Una vertenza lunga, complessa e ancora lontana da una soluzione. Il futuro del Porto Canale di Cagliari torna al centro del confronto tra istituzioni e parti sociali, con l’incontro avvenuto ieri nella sede dell’Assessorato dell’Industria tra i rappresentanti sindacali e gli assessori regionali Emanuele Cani (Industria) e Barbara Manca (Trasporti).
Sul tavolo, la preoccupazione per la concessione della banchina principale, in scadenza a giugno, e l’assenza di un piano occupazionale concreto, in grado di restituire prospettive a decine di lavoratori ancora in una condizione di precarietà o espulsi dal ciclo produttivo. I sindacati chiedono un rilancio credibile del transhipment e l’assegnazione della concessione con garanzie occupazionali vincolanti.
Durante l’incontro, è emerso anche il timore per le ricadute della nuova normativa ETS (Emission Trading System) dell’Unione Europea, che impone una tassazione sulle emissioni delle navi. Una misura pensata per la transizione ecologica, ma che rischia di penalizzare pesantemente i porti isolani.

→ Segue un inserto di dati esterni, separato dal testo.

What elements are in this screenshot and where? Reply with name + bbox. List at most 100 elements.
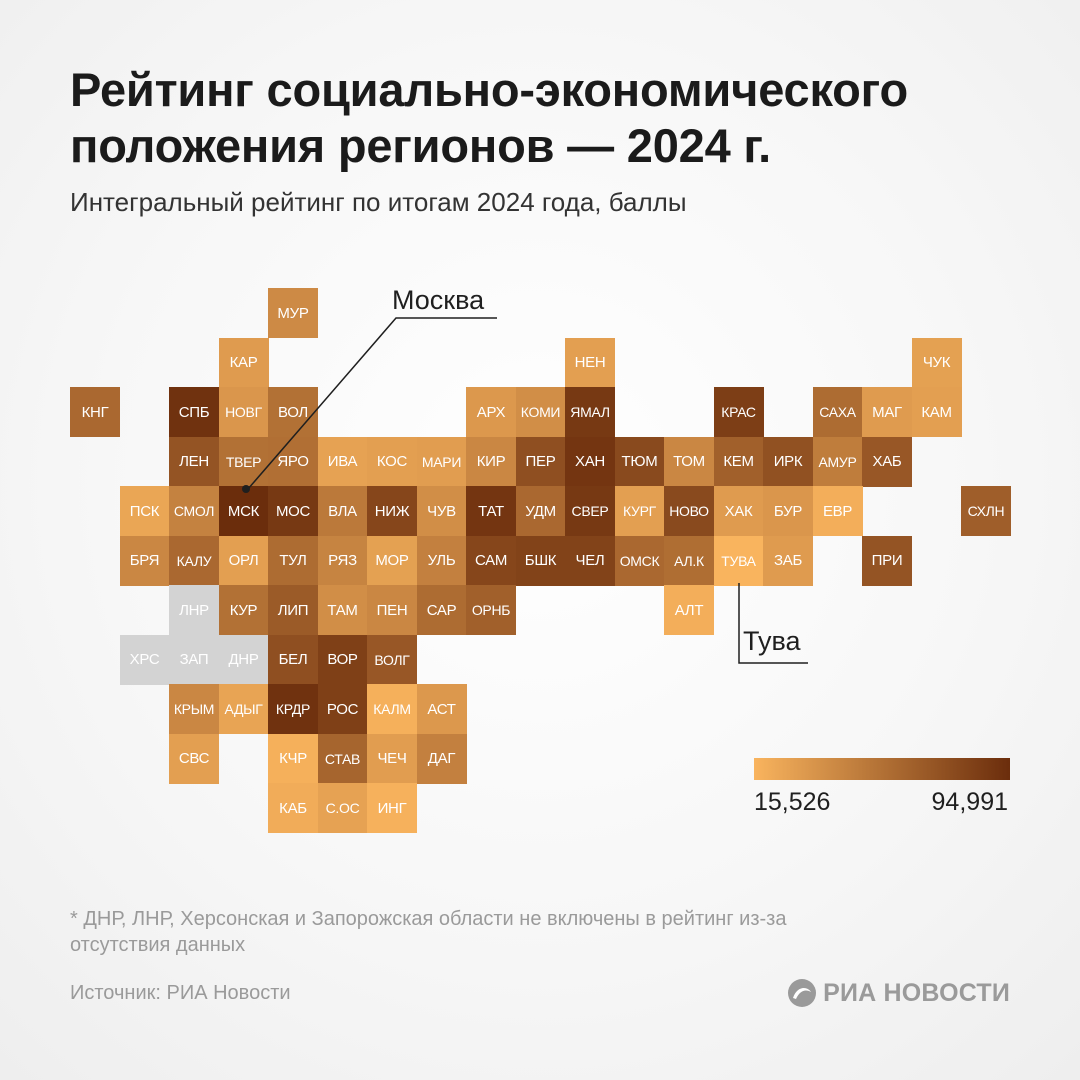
chart-subtitle: Интегральный рейтинг по итогам 2024 года… bbox=[70, 187, 687, 217]
region-tile: БШК bbox=[515, 535, 566, 586]
region-tile: ПРИ bbox=[862, 535, 912, 586]
region-tile: АРХ bbox=[466, 387, 516, 437]
region-tile: ХАБ bbox=[862, 436, 912, 487]
region-tile: САХА bbox=[812, 387, 863, 437]
region-tile: УДМ bbox=[515, 486, 566, 536]
region-tile: БЕЛ bbox=[268, 634, 318, 685]
footnote: * ДНР, ЛНР, Херсонская и Запорожская обл… bbox=[70, 908, 787, 956]
region-tile: ЯМАЛ bbox=[565, 387, 615, 437]
region-tile: СПБ bbox=[169, 387, 219, 437]
region-tile: ЛЕН bbox=[169, 436, 219, 487]
region-tile: НОВО bbox=[664, 486, 714, 536]
region-tile: СТАВ bbox=[317, 733, 368, 784]
region-tile: ЕВР bbox=[812, 486, 863, 536]
region-tile: ПЕН bbox=[367, 585, 417, 635]
region-tile: СВС bbox=[169, 733, 219, 784]
region-tile: РЯЗ bbox=[317, 535, 368, 586]
source-label: Источник: РИА Новости bbox=[70, 982, 291, 1004]
region-tile: ЧЕЧ bbox=[367, 733, 417, 784]
region-tile: КЕМ bbox=[713, 436, 764, 487]
region-tile: ТУВА bbox=[713, 535, 764, 586]
region-tile: СВЕР bbox=[565, 486, 615, 536]
region-tile: КИР bbox=[466, 436, 516, 487]
region-tile: АСТ bbox=[416, 684, 467, 734]
region-tile: ОМСК bbox=[614, 535, 665, 586]
region-tile: БУР bbox=[763, 486, 813, 536]
region-tile: КАМ bbox=[911, 387, 962, 437]
region-tile: КНГ bbox=[70, 387, 120, 437]
region-tile: МАРИ bbox=[416, 436, 467, 487]
tuva-callout: Тува bbox=[743, 626, 801, 656]
region-tile: ПЕР bbox=[515, 436, 566, 487]
legend-max-label: 94,991 bbox=[931, 788, 1008, 816]
region-tile: АЛ.К bbox=[664, 535, 714, 586]
moscow-callout: Москва bbox=[392, 285, 485, 315]
region-tile: АДЫГ bbox=[218, 684, 269, 734]
region-tile: СМОЛ bbox=[169, 486, 219, 536]
region-tile: ЛНР bbox=[169, 585, 219, 635]
region-tile: ИРК bbox=[763, 436, 813, 487]
region-tile: ЯРО bbox=[268, 436, 318, 487]
region-tile: САР bbox=[416, 585, 467, 635]
region-tile: КРЫМ bbox=[169, 684, 219, 734]
region-tile: ЧУВ bbox=[416, 486, 467, 536]
ria-logo: РИА НОВОСТИ bbox=[787, 978, 1010, 1008]
region-tile: НИЖ bbox=[367, 486, 417, 536]
region-tile: ЧЕЛ bbox=[565, 535, 615, 586]
region-tile: ЧУК bbox=[911, 337, 962, 388]
region-tile: КУРГ bbox=[614, 486, 665, 536]
region-tile: НОВГ bbox=[218, 387, 269, 437]
region-tile: ОРНБ bbox=[466, 585, 516, 635]
region-tile: ИВА bbox=[317, 436, 368, 487]
region-tile: КАЛУ bbox=[169, 535, 219, 586]
region-tile: КАЛМ bbox=[367, 684, 417, 734]
region-tile: СХЛН bbox=[961, 486, 1011, 536]
region-tile: С.ОС bbox=[317, 783, 368, 833]
region-tile: ВОЛ bbox=[268, 387, 318, 437]
region-tile: ОРЛ bbox=[218, 535, 269, 586]
region-tile: ТУЛ bbox=[268, 535, 318, 586]
legend-min-label: 15,526 bbox=[754, 788, 831, 816]
region-tile: МСК bbox=[218, 486, 269, 536]
region-tile: ЗАП bbox=[169, 634, 219, 685]
region-tile: КЧР bbox=[268, 733, 318, 784]
region-tile: КРАС bbox=[713, 387, 764, 437]
region-tile: УЛЬ bbox=[416, 535, 467, 586]
logo-text: РИА НОВОСТИ bbox=[823, 978, 1010, 1007]
region-tile: ХАН bbox=[565, 436, 615, 487]
region-tile: ЛИП bbox=[268, 585, 318, 635]
region-tile: ВОР bbox=[317, 634, 368, 685]
region-tile: КОС bbox=[367, 436, 417, 487]
region-tile: МОР bbox=[367, 535, 417, 586]
region-tile: ИНГ bbox=[367, 783, 417, 833]
region-tile: МУР bbox=[268, 288, 318, 338]
region-tile: ВОЛГ bbox=[367, 634, 417, 685]
region-tile: ПСК bbox=[119, 486, 170, 536]
region-tile: МАГ bbox=[862, 387, 912, 437]
region-tile: КАБ bbox=[268, 783, 318, 833]
region-tile: ТОМ bbox=[664, 436, 714, 487]
region-tile: ХАК bbox=[713, 486, 764, 536]
region-tile: ТАМ bbox=[317, 585, 368, 635]
region-tile: АМУР bbox=[812, 436, 863, 487]
region-tile: КОМИ bbox=[515, 387, 566, 437]
region-tile: БРЯ bbox=[119, 535, 170, 586]
region-tile: НЕН bbox=[565, 337, 615, 388]
region-tile: КАР bbox=[218, 337, 269, 388]
region-tile: КРДР bbox=[268, 684, 318, 734]
region-tile: ЗАБ bbox=[763, 535, 813, 586]
chart-title: Рейтинг социально-экономического положен… bbox=[70, 63, 908, 172]
region-tile: ДНР bbox=[218, 634, 269, 685]
region-tile: КУР bbox=[218, 585, 269, 635]
color-scale-legend bbox=[754, 758, 1010, 780]
region-tile: ТАТ bbox=[466, 486, 516, 536]
region-tile: ТВЕР bbox=[218, 436, 269, 487]
region-tile: ВЛА bbox=[317, 486, 368, 536]
region-tile: АЛТ bbox=[664, 585, 714, 635]
region-tile: ХРС bbox=[119, 634, 170, 685]
region-tile: МОС bbox=[268, 486, 318, 536]
region-tile: САМ bbox=[466, 535, 516, 586]
region-tile: РОС bbox=[317, 684, 368, 734]
region-tile: ДАГ bbox=[416, 733, 467, 784]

Come ha sottolineato l’assessora Manca: «Questa tassa colpisce la Sardegna in modo particolare. La totalità delle merci esportate al di fuori dell'Isola passa infatti per l'infrastruttura marittima, a differenza di quasi tutte le altre regioni europee». Manca ha anche denunciato l’iniquità del provvedimento europeo, che esenta molte altre isole con meno di 200mila abitanti: «Occorre rafforzare i servizi di continuità territoriale anche per le merci e trovare misure tampone nel breve periodo».
Più netto l’assessore Cani, che ha parlato della necessità di avviare una strategia comune: «La priorità resta la tutela dei lavoratori. Il nostro obiettivo è costruire un’idea concreta di rilancio del Porto Canale. Per questo convocheremo a breve una nuova riunione alla presenza di tutti i soggetti coinvolti». E ha aggiunto: «Serve un confronto immediato anche in vista dell’insediamento del nuovo presidente dell’Autorità Portuale, così da presentare un quadro già strutturato delle criticità e delle soluzioni praticabili».

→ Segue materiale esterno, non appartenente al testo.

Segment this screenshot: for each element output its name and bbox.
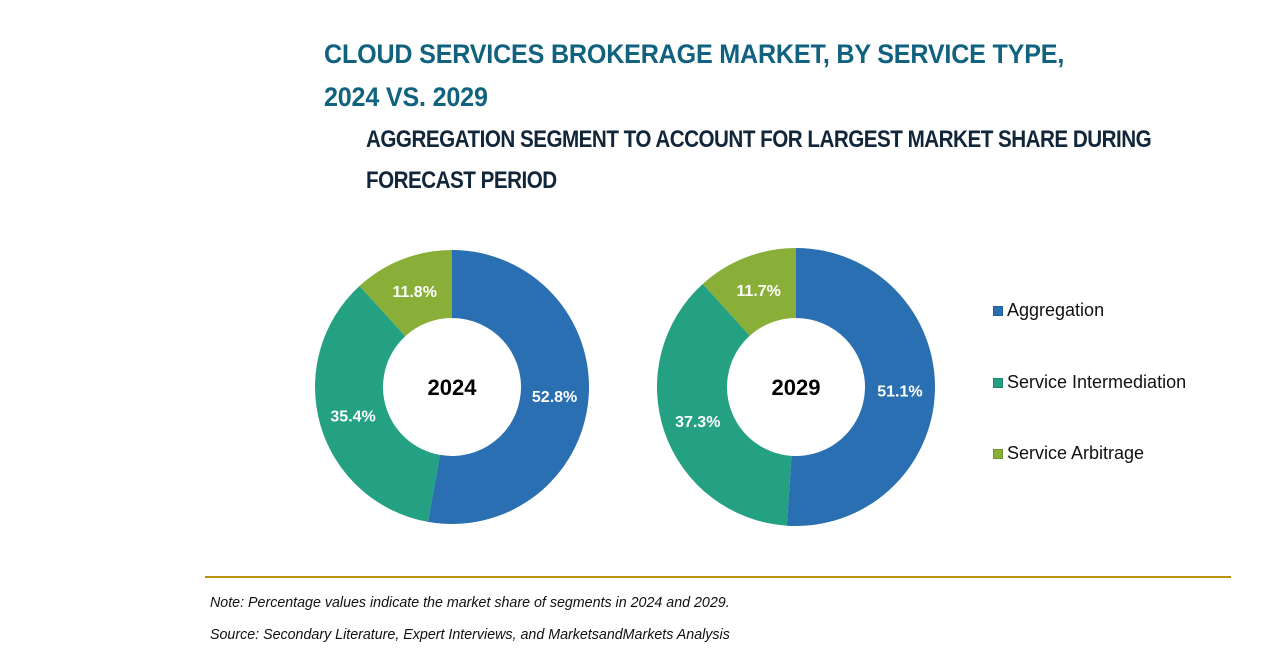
chart-title: CLOUD SERVICES BROKERAGE MARKET, BY SERV… bbox=[324, 33, 1064, 119]
data-label-service-intermediation: 35.4% bbox=[330, 409, 375, 426]
legend-swatch-service-arbitrage bbox=[993, 448, 1003, 459]
data-label-aggregation: 51.1% bbox=[877, 383, 922, 400]
chart-subtitle-line-1: AGGREGATION SEGMENT TO ACCOUNT FOR LARGE… bbox=[366, 126, 1152, 153]
data-label-service-arbitrage: 11.7% bbox=[736, 283, 780, 300]
donut-center-label: 2029 bbox=[772, 375, 821, 400]
legend-item-aggregation: Aggregation bbox=[993, 300, 1104, 321]
data-label-aggregation: 52.8% bbox=[532, 389, 577, 406]
footer-source: Source: Secondary Literature, Expert Int… bbox=[210, 626, 730, 643]
chart-title-line-1: CLOUD SERVICES BROKERAGE MARKET, BY SERV… bbox=[324, 39, 1065, 69]
legend-item-service-intermediation: Service Intermediation bbox=[993, 372, 1186, 393]
chart-subtitle-line-2: FORECAST PERIOD bbox=[366, 167, 557, 194]
donut-slice-aggregation bbox=[428, 250, 590, 525]
chart-subtitle: AGGREGATION SEGMENT TO ACCOUNT FOR LARGE… bbox=[366, 119, 1152, 201]
footer-note: Note: Percentage values indicate the mar… bbox=[210, 594, 730, 611]
donut-slice-service-intermediation bbox=[315, 285, 440, 522]
donut-center-label: 2024 bbox=[428, 375, 478, 400]
legend-label: Service Arbitrage bbox=[1007, 443, 1145, 463]
chart-title-line-2: 2024 VS. 2029 bbox=[324, 82, 488, 112]
legend-swatch-aggregation bbox=[993, 305, 1003, 316]
data-label-service-intermediation: 37.3% bbox=[675, 414, 720, 431]
donut-slice-service-intermediation bbox=[657, 283, 792, 526]
legend-label: Service Intermediation bbox=[1007, 372, 1187, 392]
footer-divider bbox=[205, 576, 1231, 578]
donut-chart-2029: 51.1% 37.3% 11.7% 2029 bbox=[657, 248, 935, 526]
legend-swatch-service-intermediation bbox=[993, 377, 1003, 388]
donut-chart-2024: 52.8% 35.4% 11.8% 2024 bbox=[315, 250, 590, 525]
donut-slice-aggregation bbox=[786, 248, 935, 526]
legend-label: Aggregation bbox=[1007, 300, 1105, 320]
donut-slice-service-arbitrage bbox=[359, 250, 452, 337]
legend-item-service-arbitrage: Service Arbitrage bbox=[993, 443, 1144, 464]
donut-slice-service-arbitrage bbox=[702, 248, 796, 336]
data-label-service-arbitrage: 11.8% bbox=[392, 284, 436, 301]
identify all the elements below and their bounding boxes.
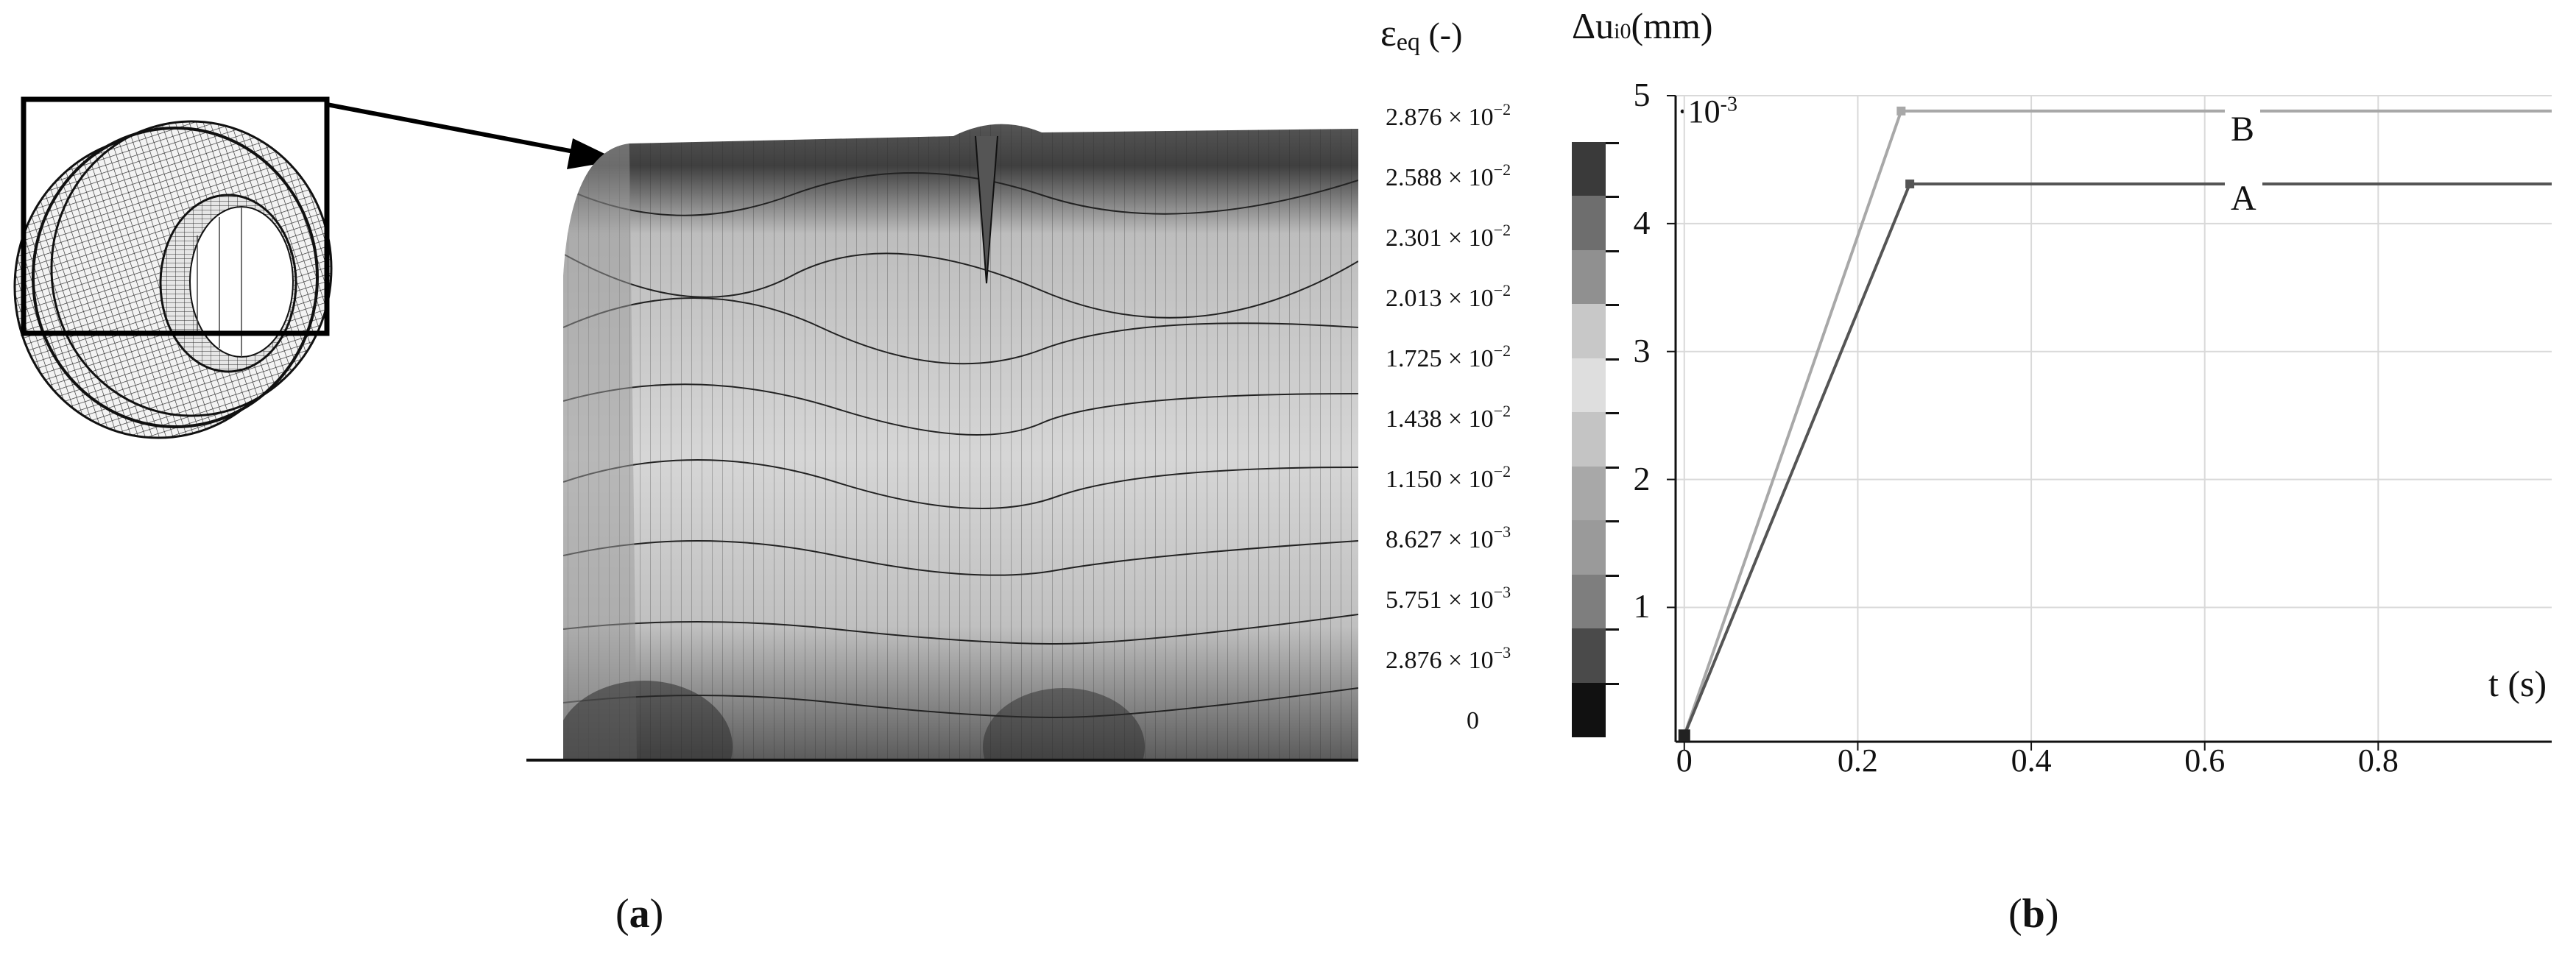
x-tick-label: 0.2 <box>1837 742 1878 779</box>
legend-label-exponent: −3 <box>1493 643 1511 662</box>
x-tick-label: 0.8 <box>2357 742 2399 779</box>
legend-title-subscript: eq <box>1396 29 1420 56</box>
y-axis-label-delta: Δu <box>1572 5 1615 46</box>
y-axis-label-unit: (mm) <box>1631 5 1713 46</box>
legend-label-mantissa: 2.588 × 10 <box>1386 164 1494 191</box>
legend-color-swatch <box>1572 358 1606 414</box>
legend-color-swatch <box>1572 682 1606 737</box>
x-tick-label: 0.4 <box>2011 742 2052 779</box>
series-label-b: B <box>2225 109 2261 149</box>
legend-tick <box>1606 249 1619 252</box>
legend-label-mantissa: 2.876 × 10 <box>1386 104 1494 131</box>
legend-color-swatch <box>1572 412 1606 467</box>
strain-contour-detail <box>526 124 1358 762</box>
legend-label-mantissa: 2.876 × 10 <box>1386 647 1494 674</box>
data-point-a <box>1905 179 1915 188</box>
legend-label-exponent: −2 <box>1493 341 1511 360</box>
legend-tick <box>1606 412 1619 415</box>
legend-label-mantissa: 0 <box>1467 707 1479 734</box>
legend-label: 5.751 × 10−3 <box>1386 583 1540 615</box>
wheel-mesh-image <box>13 120 333 439</box>
legend-label-mantissa: 2.013 × 10 <box>1386 285 1494 312</box>
caption-b-open: ( <box>2008 891 2022 937</box>
zoom-arrow <box>326 102 590 157</box>
legend-label: 1.150 × 10−2 <box>1386 462 1540 494</box>
legend-label-exponent: −2 <box>1493 160 1511 179</box>
y-tick-label: 2 <box>1633 459 1651 497</box>
legend-label: 1.725 × 10−2 <box>1386 341 1540 374</box>
legend-color-swatch <box>1572 520 1606 575</box>
legend-label: 2.588 × 10−2 <box>1386 160 1540 193</box>
legend-color-bar <box>1572 142 1619 737</box>
legend-label: 2.013 × 10−2 <box>1386 281 1540 313</box>
legend-color-swatch <box>1572 574 1606 630</box>
legend-label-exponent: −3 <box>1493 522 1511 541</box>
legend-label: 0 <box>1386 706 1621 736</box>
legend-label-exponent: −2 <box>1493 221 1511 239</box>
legend-label-exponent: −3 <box>1493 583 1511 601</box>
legend-tick <box>1606 466 1619 469</box>
y-axis-label-subscript: i0 <box>1614 19 1631 43</box>
legend-label: 2.876 × 10−2 <box>1386 100 1540 132</box>
legend-tick <box>1606 142 1619 144</box>
legend-label-mantissa: 1.150 × 10 <box>1386 466 1494 493</box>
legend-color-swatch <box>1572 196 1606 251</box>
x-tick-label: 0 <box>1676 742 1693 779</box>
legend-tick <box>1606 304 1619 307</box>
legend-tick <box>1606 574 1619 577</box>
caption-a-close: ) <box>649 891 664 937</box>
legend-label: 8.627 × 10−3 <box>1386 522 1540 555</box>
y-tick-label: 4 <box>1633 203 1651 241</box>
legend-label-exponent: −2 <box>1493 100 1511 118</box>
legend-label-exponent: −2 <box>1493 281 1511 299</box>
caption-a-open: ( <box>615 891 629 937</box>
legend-label-mantissa: 1.725 × 10 <box>1386 345 1494 372</box>
legend-label: 1.438 × 10−2 <box>1386 402 1540 434</box>
data-point-origin <box>1678 729 1690 742</box>
series-line-b <box>1682 109 2552 736</box>
legend-label-mantissa: 5.751 × 10 <box>1386 586 1494 614</box>
series-line-a <box>1682 182 2552 737</box>
caption-b: (b) <box>2008 890 2058 937</box>
caption-a-letter: a <box>629 891 650 937</box>
x-axis-label: t (s) <box>2488 663 2547 704</box>
caption-b-letter: b <box>2022 891 2045 937</box>
legend-label: 2.301 × 10−2 <box>1386 221 1540 253</box>
legend-label: 2.876 × 10−3 <box>1386 643 1540 675</box>
legend-title-unit: (-) <box>1419 15 1463 53</box>
legend-tick <box>1606 358 1619 361</box>
displacement-chart <box>1667 95 2552 751</box>
legend-title-symbol: ε <box>1380 13 1397 54</box>
legend-label-mantissa: 8.627 × 10 <box>1386 526 1494 553</box>
legend-color-swatch <box>1572 249 1606 305</box>
legend-title: εeq (-) <box>1380 12 1462 57</box>
legend-label-mantissa: 2.301 × 10 <box>1386 224 1494 252</box>
caption-b-close: ) <box>2044 891 2059 937</box>
y-axis-label: Δui0(mm) <box>1572 4 1713 47</box>
legend-tick <box>1606 628 1619 631</box>
legend-label-exponent: −2 <box>1493 462 1511 480</box>
zoom-box <box>21 96 330 336</box>
legend-label-mantissa: 1.438 × 10 <box>1386 405 1494 433</box>
data-point-b <box>1896 106 1906 116</box>
legend-tick <box>1606 682 1619 685</box>
y-tick-label: 1 <box>1633 587 1651 625</box>
series-label-a: A <box>2225 178 2262 219</box>
legend-color-swatch <box>1572 628 1606 684</box>
legend-color-swatch <box>1572 466 1606 522</box>
legend-color-swatch <box>1572 142 1606 197</box>
legend-tick <box>1606 520 1619 523</box>
legend-color-swatch <box>1572 304 1606 359</box>
y-tick-label: 3 <box>1633 331 1651 369</box>
y-scale-factor-exp: -3 <box>1720 93 1737 116</box>
y-tick-label: 5 <box>1633 76 1651 113</box>
x-tick-label: 0.6 <box>2184 742 2226 779</box>
legend-label-exponent: −2 <box>1493 402 1511 420</box>
caption-a: (a) <box>615 890 663 937</box>
legend-tick <box>1606 196 1619 199</box>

Il Porto Canale, infrastruttura chiave per la logistica sarda, continua a restare sottoutilizzato, nonostante gli investimenti pubblici e l’enorme potenziale in termini di movimentazione merci. Dopo il disimpegno di CICT (gruppo Contship), mai davvero sostituito da un operatore capace di sostenere i volumi necessari al rilancio, lo scalo è rimasto in una condizione di limbo operativo e normativo.
Oggi, la finestra temporale per intervenire si sta chiudendo. La scadenza della concessione di giugno rappresenta un bivio strategico. O si predispone una governance credibile e un piano di investimenti industriali e occupazionali, oppure il rischio concreto è che il Porto Canale resti ancora una cattedrale nel deserto: un’infrastruttura pensata per la centralità mediterranea, ma fuori dai grandi circuiti commerciali.